Fallschirmjäger training was vigorous and tough, emphasised by Hitler's own "10 commandments to the Fallschirmjäger", the first of which stated: "You are the chosen fighting men of the Wehrmacht. You will seek combat and train yourselves to endure all hardships. Battle shall be your fulfilment." One commandment was typically Hitlerite: "Against an open foe, fight with chivalry, but extend no quarter to a guerrilla." All recruits to the Fallschirmjäger were volunteers, both before and during the war, which meant they responded well to arduous training and maintained a high level of morale throughout the course. All volunteers had to be relatively lightweight - 85kg (187lb) - and not suffer from dizziness or air sickness. Recruits had to have no fear of heights, which was tested by making individuals jump from a height of 15.2m (50ft) into water. Next, they were taken aboard aircraft for flight testing, during which they were given a "feel of the air" and to determine whether they suffered from air sickness or not. Throughout the induction process instructors looked for courage, initiative and intelligence in recruits.

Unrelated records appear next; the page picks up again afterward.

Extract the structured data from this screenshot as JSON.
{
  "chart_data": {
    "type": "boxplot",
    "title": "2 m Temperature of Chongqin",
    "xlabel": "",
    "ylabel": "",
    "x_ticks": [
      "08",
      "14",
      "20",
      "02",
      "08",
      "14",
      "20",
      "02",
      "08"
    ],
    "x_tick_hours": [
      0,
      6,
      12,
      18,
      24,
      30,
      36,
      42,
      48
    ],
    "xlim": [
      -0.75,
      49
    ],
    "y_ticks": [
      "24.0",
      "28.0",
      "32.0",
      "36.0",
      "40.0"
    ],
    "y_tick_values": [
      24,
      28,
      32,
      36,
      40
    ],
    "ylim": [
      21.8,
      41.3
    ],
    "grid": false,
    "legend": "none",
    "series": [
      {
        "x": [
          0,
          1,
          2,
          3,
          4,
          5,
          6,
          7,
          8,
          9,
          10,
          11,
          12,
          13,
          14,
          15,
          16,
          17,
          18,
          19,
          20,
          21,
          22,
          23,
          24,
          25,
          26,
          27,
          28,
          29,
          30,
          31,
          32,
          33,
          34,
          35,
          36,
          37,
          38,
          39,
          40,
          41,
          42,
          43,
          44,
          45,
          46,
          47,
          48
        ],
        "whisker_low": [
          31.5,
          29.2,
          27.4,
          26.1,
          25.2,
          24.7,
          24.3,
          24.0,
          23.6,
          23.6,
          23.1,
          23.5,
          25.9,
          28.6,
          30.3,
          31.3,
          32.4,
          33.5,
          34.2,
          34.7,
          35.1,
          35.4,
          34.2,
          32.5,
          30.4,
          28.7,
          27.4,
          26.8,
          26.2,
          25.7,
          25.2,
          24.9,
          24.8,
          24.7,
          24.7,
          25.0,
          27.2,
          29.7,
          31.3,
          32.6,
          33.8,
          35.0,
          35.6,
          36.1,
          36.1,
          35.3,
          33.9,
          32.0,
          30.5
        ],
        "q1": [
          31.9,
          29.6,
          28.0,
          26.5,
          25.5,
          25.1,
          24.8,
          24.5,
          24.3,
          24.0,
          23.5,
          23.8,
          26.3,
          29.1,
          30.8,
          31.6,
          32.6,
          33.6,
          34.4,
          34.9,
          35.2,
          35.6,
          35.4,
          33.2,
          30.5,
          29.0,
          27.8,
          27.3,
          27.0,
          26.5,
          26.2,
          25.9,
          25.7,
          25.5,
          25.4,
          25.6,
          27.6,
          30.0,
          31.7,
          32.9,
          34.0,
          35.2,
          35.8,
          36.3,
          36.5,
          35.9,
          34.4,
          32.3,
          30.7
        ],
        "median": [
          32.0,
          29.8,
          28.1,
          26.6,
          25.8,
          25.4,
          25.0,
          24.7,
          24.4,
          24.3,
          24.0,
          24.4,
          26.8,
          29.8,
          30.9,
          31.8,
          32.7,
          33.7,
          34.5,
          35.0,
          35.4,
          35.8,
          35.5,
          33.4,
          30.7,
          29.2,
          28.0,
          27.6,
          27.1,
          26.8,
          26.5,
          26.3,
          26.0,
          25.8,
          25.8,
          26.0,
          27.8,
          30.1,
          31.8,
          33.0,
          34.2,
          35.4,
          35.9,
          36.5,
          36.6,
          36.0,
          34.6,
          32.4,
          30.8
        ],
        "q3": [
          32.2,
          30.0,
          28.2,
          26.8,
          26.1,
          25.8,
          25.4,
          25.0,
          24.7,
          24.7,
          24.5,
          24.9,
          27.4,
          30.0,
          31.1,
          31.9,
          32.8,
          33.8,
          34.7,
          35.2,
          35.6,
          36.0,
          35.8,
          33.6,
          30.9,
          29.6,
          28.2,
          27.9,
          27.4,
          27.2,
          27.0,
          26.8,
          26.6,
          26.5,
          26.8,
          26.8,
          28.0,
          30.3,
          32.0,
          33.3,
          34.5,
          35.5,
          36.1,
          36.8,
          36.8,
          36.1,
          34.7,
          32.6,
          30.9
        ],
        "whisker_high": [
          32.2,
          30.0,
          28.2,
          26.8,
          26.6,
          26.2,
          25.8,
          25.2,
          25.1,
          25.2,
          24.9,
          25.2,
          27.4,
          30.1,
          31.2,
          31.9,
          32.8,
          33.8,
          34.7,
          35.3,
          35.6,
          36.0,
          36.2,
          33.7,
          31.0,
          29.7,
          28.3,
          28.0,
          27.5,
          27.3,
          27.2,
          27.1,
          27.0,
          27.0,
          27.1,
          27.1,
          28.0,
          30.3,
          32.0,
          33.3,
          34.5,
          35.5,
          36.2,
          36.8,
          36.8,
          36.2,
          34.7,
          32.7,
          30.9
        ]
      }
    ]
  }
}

The training course itself lasted eight weeks, divided between four weeks of ground training and four weeks of airborne training. During the latter period each recruit would be required to make six jumps, after which he would qualify for the Parachutist Qualification Badge (it was usual, in those early days, for the paratrooper to be armed only with a pistol and hand grenades; other weapons were carried in containers which were dropped at the same time as the soldiers). During the war years, training for parachute qualification was relegated to regimental training schools where personnel were instructed in parachute techniques and eventual qualification. However, fuel and aircraft became more scarce as the war progressed and qualification became more difficult (there was also little time for training as manpower demands increased). For example, Generalmajor Heinrich Trettner, commander of the 4th Parachute Division, did not attend parachute school, and was thus not awarded the Parachutists' Badge.